Having been introduced as "the people's poet" by his friend and poetry book editor, poet Adrian Mitchell, Sir Paul filled the next 25 minutes with both laughter and tears as he recited 12 of his poems, including the lyrics to Maxwell's Silver Hammer.
The small audience of 400 people were especially moved by two poems one written in response to the loss of his lovely Linda and another composed in reaction to the brutal murder of his great friend, John Lennon.
Introducing his poem about Mark David Chapman, Jerk Of All Jerks, Sir Paul remembered that dreadful evening:
"I was sat at home watching all the pictures on TV and the first thing that came into my mind was that he was the jerk of all jerks. This terrible guy who comes out of nowhere for no reason at all. I was filled with disgust and sadness at the whole thing."
The most poignant moment of the evening came at the end of his poem City Park in which he recalls the grief of his daily jog around Regent's Park and his wish that Linda would be cured of her cancer. At that moment, his voice broke with emotion and he looked to his friends in the audience for reassurance.
The performance ended on a high note with a rollicking audience participation reading of "Why Don't We Do It in the Road?". All reports say the he came off the stage "rocking".

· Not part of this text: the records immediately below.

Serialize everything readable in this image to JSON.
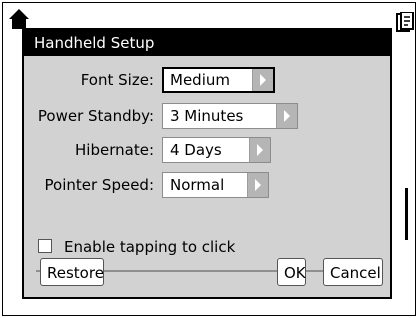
{
  "dialog": {
    "title": "Handheld Setup",
    "settings": [
      {
        "label": "Font Size:",
        "value": "Medium"
      },
      {
        "label": "Power Standby:",
        "value": "3 Minutes"
      },
      {
        "label": "Hibernate:",
        "value": "4 Days"
      },
      {
        "label": "Pointer Speed:",
        "value": "Normal"
      }
    ],
    "tap_to_click": {
      "label": "Enable tapping to click",
      "checked": false
    },
    "buttons": {
      "restore": "Restore",
      "ok": "OK",
      "cancel": "Cancel"
    }
  },
  "icons": {
    "home": "home-icon",
    "document": "document-icon"
  },
  "colors": {
    "title_bar": "#000000",
    "dialog_bg": "#d2d2d2",
    "arrow_bg": "#b5b5b5"
  }
}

The reading, billed as An Evening with Willy Russell and Very Good Friends, had been arranged by Sir Paul in secret as a tribute to the Mersybeat poet, Adrian Henri, who passed away on December 20 of last year. Sir Paul was meant to appear as a surprise guest following the reading of three other poets - Tom Pickard, Willy Russell and Adrian Mitchell, editor of his poetry book Blackbird Singing. Up until Monday, most of the 400 ticket holders had no idea Sir Paul would be making an appearance. Even last evening, one audience member confessed, "I didn't know until tonight that Paul McCartney would be here. I thought he was fantastic. His poems were not as complex as the others but his narrative was still very similar to his singing and was a really good balance to the three other poets."
"Paul wanted a group of people who wanted to see poetry - not him," said Everyman's Theater spokesman, Paul Bell.
And, as Geoff Baker added: "He said, 'If I'm going to do this, I want to do it in Liverpool first'."